We were there for a three day trip. Me and my parents. It was a package offered by Druk Air, the only airlines that serves Bhutan. (And to put things in perspective, Bhutan has only one airport, which houses precisely two planes) It turned out that we went at the best possible time, end-August. The season starts in September, so the August traveler can simultaneously enjoy the best weather and the peace of having to share the experience with very few other tourists.
We were greeted outside Paro airport by Sange, our cheerful Bhutanese driver. We dumped the luggage at the back of his Toyota, and pretty soon we were on our way to Thimphu. The journey took about two hours, through beautiful roads along rushing streams and lovely orchards.
Thimphu is the capital, but it just a tiny little town in a pretty valley along the Thimphuchu river. Much of the magic of Bhutan emanates from the fact that the country is so sparsely populated.
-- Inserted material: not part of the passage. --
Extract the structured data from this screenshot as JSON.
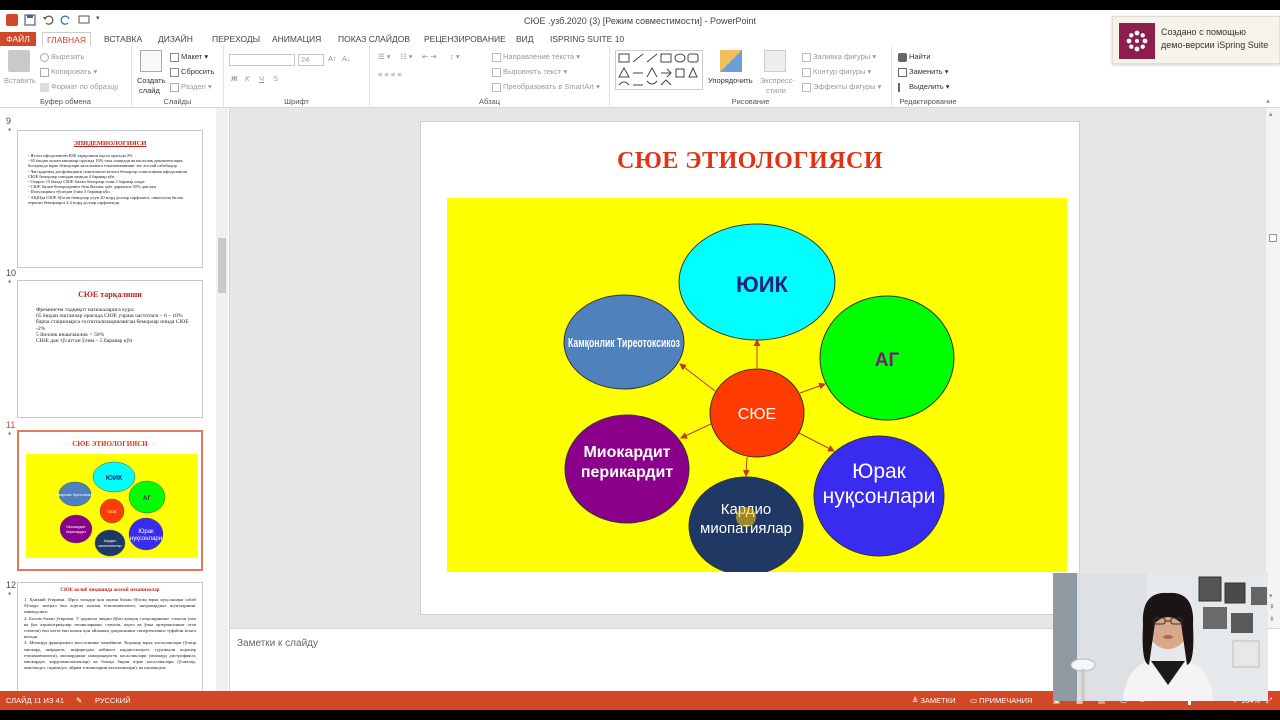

It is not like Nepal or most of the hill-stations in India. The beauty is unspoiled by human interference, and even the people of Bhutan seem to have a identity of their own, at harmony with their land and their mountains. Although India is the overwhelmingly larger southern neighbour, and Indian currency is more than welcome, all the Bhutanese men and women I met on the streets wore their national dress, an elaborate piece of clothing that resembles a gown and the country has an aura very distinct from India(again unlike Nepal, which looks like India with a few extra casinos).
We stayed in Thimphu for the next day, walking along the city, visiting the Takin forest (Takins are a rare species, it is somewhere between a goat and a cow, and is the national animal of Bhutan)
It is so lovely to just keep walking the roads of Bhutan, admire her beautiful countryside and her pretty people. One can do it for a month and still feel she has so much more to offer. Sadly we had just three days days, and so the next day we returned to Paro. Paro is also situated in a little valley like Thimphu, and our hotel was a collection of cottages on a lovely hillside. It is difficult to convey the magic of being in one of those cottages! The stream flowing far below and little lamps that glow in the dark and the forest nearby and mountains everywhere… I’ll come back to Bhutan some day, and stay in one of those cottages again, with someone.
We visited a few places in Paro- the museum, the monastery and a few nice sights.
But then it was time to return to Calcutta…at the end of three glorious days. And so, dear reader, ends this ditty, but if you ever get a chance, visit this magical country.